Поля (Анюте). И любит ведь. Любит-то как! (Уходят.)
Силков. А Иван потерялся совсем — нутром разорился человек… Стареет колхоз, стареет. Останутся бабы да старики — что будем делать, Леонид Петрович? Иванов (неожиданно резко). Работать!!!
Тягостная пауза.
…(Анюте.) Прости… сорвался на последнем дыхании. Ну? Пойдем и мы, Анюта? Пойдем… Слышишь?
Анюта. Не обижайтесь, Леонид Петрович. Я сейчас… не пойду.
Иванов (у авансцены, задумчиво и горько). А не у меня ли «косолапая» душа? Или уж председатель колхоза должен быть отрешенным от жизни, всегда только обязанным перед теми, кто вверху, и перед теми, кто внизу?.. Отрешенным от жизни?.. (Решительно.) Нет, черта с два! Вот так, просто, я не уступлю. Я его проучу. Э, будь что будет! (Направляется в сторону Махоткина.)

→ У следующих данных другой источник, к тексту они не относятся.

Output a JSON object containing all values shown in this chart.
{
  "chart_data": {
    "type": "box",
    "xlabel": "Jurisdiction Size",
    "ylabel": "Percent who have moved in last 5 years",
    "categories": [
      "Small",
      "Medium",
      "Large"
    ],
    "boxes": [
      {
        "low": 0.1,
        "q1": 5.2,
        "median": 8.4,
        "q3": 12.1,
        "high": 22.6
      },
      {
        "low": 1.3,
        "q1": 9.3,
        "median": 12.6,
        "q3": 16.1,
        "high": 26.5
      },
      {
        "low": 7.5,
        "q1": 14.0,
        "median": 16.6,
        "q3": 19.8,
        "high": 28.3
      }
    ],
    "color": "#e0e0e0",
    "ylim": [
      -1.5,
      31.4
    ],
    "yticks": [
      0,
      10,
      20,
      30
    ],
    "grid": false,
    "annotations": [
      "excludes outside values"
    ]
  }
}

Силков (что-то решив). Стой! Эдак я за тобой не поспею.
Иванов. А вы — куда?
Силков. Как — «куда»? С тобой. Тебе сейчас, Леонид Петрович, одному-то… Поллитровочка у меня стоит вторую неделю безработная. Посидим, потолкуем об жизни. Выпьем дружненько. Може, попоем согласно. (Тихо поет.) Ой, да ты кали-и-ина…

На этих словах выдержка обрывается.